Когда Эшенден поднялся на палубу и увидел впереди низкий берег и белый город, он почувствовал приятное волнение. Утро только начиналось, солнце едва встало, но море было зеркальным, а небо голубым. Уже становилось жарко, и день обещал палящий зной. Владивосток. Ощущение возникало такое, что ты и правда очутился на краю света. Позади Эшендена был долгий путь — из Нью-Йорка в Сан-Франциско, на японском пароходе через Тихий океан в Иокогаму, затем из Цуроги на русском пароходе — он единственный англичанин среди пассажиров — по Японскому морю на север. Из Владивостока ему предстояло отправиться на транссибирском экспрессе в Петроград. Такого важного поручения он еще не выполнял, и ему нравилось чувство ответственности, которое оно в нем вызывало. Он никому не подчинялся, он располагал неограниченными средствами (в потайном поясе под одеждой он вез аккредитивы на такую гигантскую сумму, что испытывал ошеломление всякий раз, когда вспоминал про них), и хотя от него требовалось сделать то, что превосходило человеческие возможности, он этого не знал и готовился взяться за дело в полной убежденности в успехе. Он верил в свою находчивость. При всем его уважении и восхищении эмоциональностью рода людского, интеллект себе подобных особого почтения ему не внушал: человеку всегда легче пожертвовать жизнью, чем выучить таблицу умножения.

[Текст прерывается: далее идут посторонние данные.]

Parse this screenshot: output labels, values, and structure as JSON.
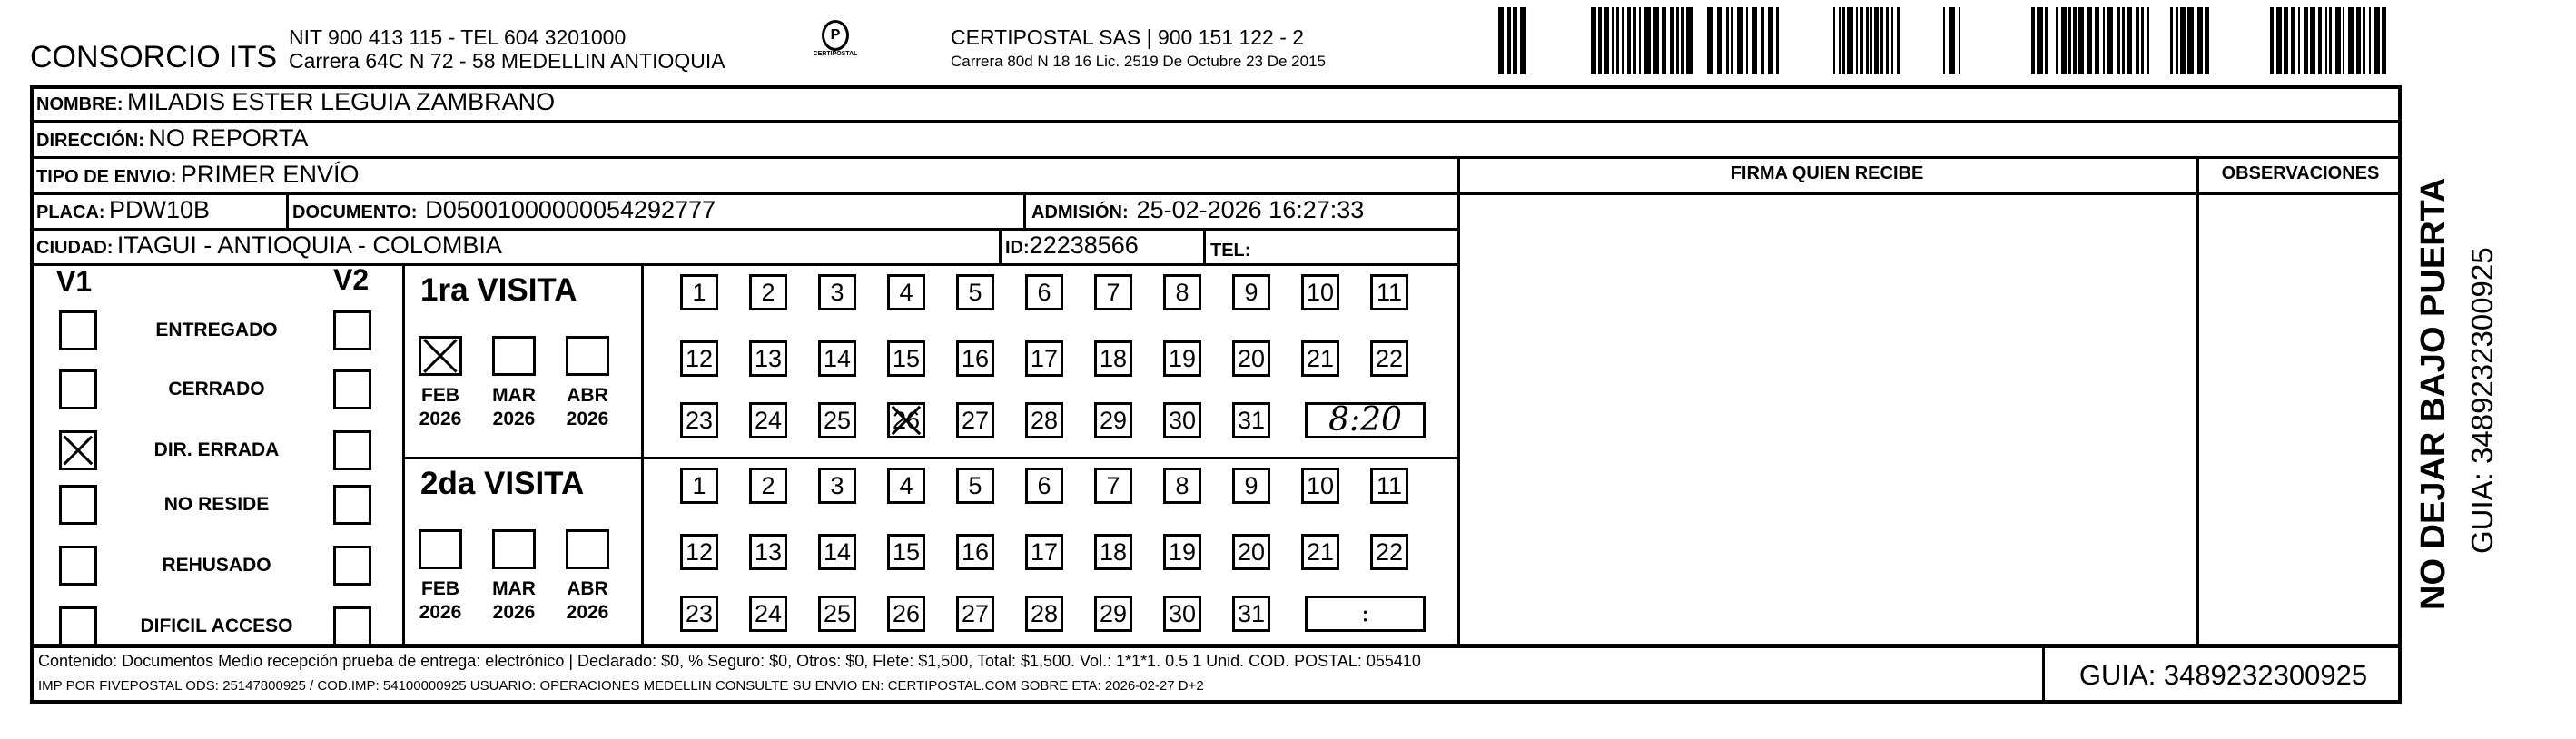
{
  "header": {
    "company": "CONSORCIO ITS",
    "nit": "NIT 900 413 115 - TEL 604 3201000",
    "address": "Carrera 64C N 72 - 58 MEDELLIN ANTIOQUIA",
    "logo_text": "CERTIPOSTAL",
    "carrier": "CERTIPOSTAL SAS | 900 151 122 - 2",
    "carrier_address": "Carrera 80d N 18 16  Lic. 2519 De Octubre 23 De 2015"
  },
  "fields": {
    "nombre_label": "NOMBRE:",
    "nombre": "MILADIS ESTER LEGUIA ZAMBRANO",
    "direccion_label": "DIRECCIÓN:",
    "direccion": "NO REPORTA",
    "tipo_label": "TIPO DE ENVIO:",
    "tipo": "PRIMER ENVÍO",
    "placa_label": "PLACA:",
    "placa": "PDW10B",
    "documento_label": "DOCUMENTO:",
    "documento": "D05001000000054292777",
    "admision_label": "ADMISIÓN:",
    "admision": "25-02-2026 16:27:33",
    "ciudad_label": "CIUDAD:",
    "ciudad": "ITAGUI - ANTIOQUIA - COLOMBIA",
    "id_label": "ID:",
    "id": "22238566",
    "tel_label": "TEL:",
    "tel": ""
  },
  "columns": {
    "firma": "FIRMA QUIEN RECIBE",
    "observaciones": "OBSERVACIONES"
  },
  "status": {
    "v1": "V1",
    "v2": "V2",
    "items": [
      {
        "label": "ENTREGADO",
        "v1": false,
        "v2": false
      },
      {
        "label": "CERRADO",
        "v1": false,
        "v2": false
      },
      {
        "label": "DIR. ERRADA",
        "v1": true,
        "v2": false
      },
      {
        "label": "NO RESIDE",
        "v1": false,
        "v2": false
      },
      {
        "label": "REHUSADO",
        "v1": false,
        "v2": false
      },
      {
        "label": "DIFICIL ACCESO",
        "v1": false,
        "v2": false
      }
    ]
  },
  "visits": [
    {
      "title": "1ra VISITA",
      "months": [
        {
          "m": "FEB",
          "y": "2026",
          "checked": true
        },
        {
          "m": "MAR",
          "y": "2026",
          "checked": false
        },
        {
          "m": "ABR",
          "y": "2026",
          "checked": false
        }
      ],
      "marked_day": 26,
      "time": "8:20"
    },
    {
      "title": "2da VISITA",
      "months": [
        {
          "m": "FEB",
          "y": "2026",
          "checked": false
        },
        {
          "m": "MAR",
          "y": "2026",
          "checked": false
        },
        {
          "m": "ABR",
          "y": "2026",
          "checked": false
        }
      ],
      "marked_day": null,
      "time": ":"
    }
  ],
  "footer": {
    "line1": "Contenido: Documentos Medio recepción prueba de entrega: electrónico | Declarado: $0, % Seguro: $0, Otros: $0, Flete: $1,500, Total: $1,500. Vol.: 1*1*1. 0.5  1 Unid. COD. POSTAL: 055410",
    "line2": "IMP POR FIVEPOSTAL ODS: 25147800925 / COD.IMP: 54100000925 USUARIO: OPERACIONES MEDELLIN CONSULTE SU ENVIO EN: CERTIPOSTAL.COM SOBRE ETA: 2026-02-27 D+2",
    "guia": "GUIA: 3489232300925"
  },
  "side": {
    "warning": "NO DEJAR BAJO PUERTA",
    "guia": "GUIA: 3489232300925"
  }
}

Десять дней в русском поезде Эшенден предвкушал без особого восторга, а в Иокогаме до него дошли слухи, что один — два моста взорваны и поезда не ходят. Ему сообщили, что солдаты, которые никому и ничему теперь не подчиняются, ограбят его и выкинут голого в степи идти пешком, куда он пожелает. Довольно радужная перспектива. Однако из Владивостока поезд, безусловно, уйдет, и чтобы не произошло потом (а Эшендена не оставляло ощущение, что положение никогда не бывает таким скверным, как ожидаешь) он твердо решил уехать с ним. Сойдя на берег, он намеревался тут же отправиться в английское консульство узнать, что они для него устроили. Но когда берег приблизился и он яснее разглядел неряшливый и замызганный город, ему стало тоскливо. По-русски он знал лишь несколько слов. По-английски на пароходе говорил только эконом, и хотя он обещал Эшендену всю помощь, на какую был способен, у Эшендена сложилось впечатление, что рассчитывать на него особенно нельзя. И потому он испытал явное облегчение, когда они причалили и щуплый молодой человек с буйной шевелюрой, несомненно еврей, подошел к нему и спросил, не Эшенден ли его фамилия.
— А моя — Бенедикт. Я переводчик при английском консульстве. Мне поручено приглядеть за вами. У нас есть для вас место на поезде, который отходит вечером.
Эшенден ободрился. Они сошли на берег. Еврейчик занялся его багажом, представил для проверки его паспорт, после чего они сели в ожидавшую их машину и поехали в консульство.
— Мне поручено оказывать вам всемерное содействие, — сказал консул. — Только скажите, в чем вы нуждаетесь. На поезд я вас бесспорно устрою, но только Богу известно, доберетесь ли вы до Петрограда. А, да, кстати, у меня для вас есть спутник. По фамилии Харрингтон, американец. Едет в Петроград как представитель какой-то филадельфийской фирмы. Думает заключить контракт с Временным правительством.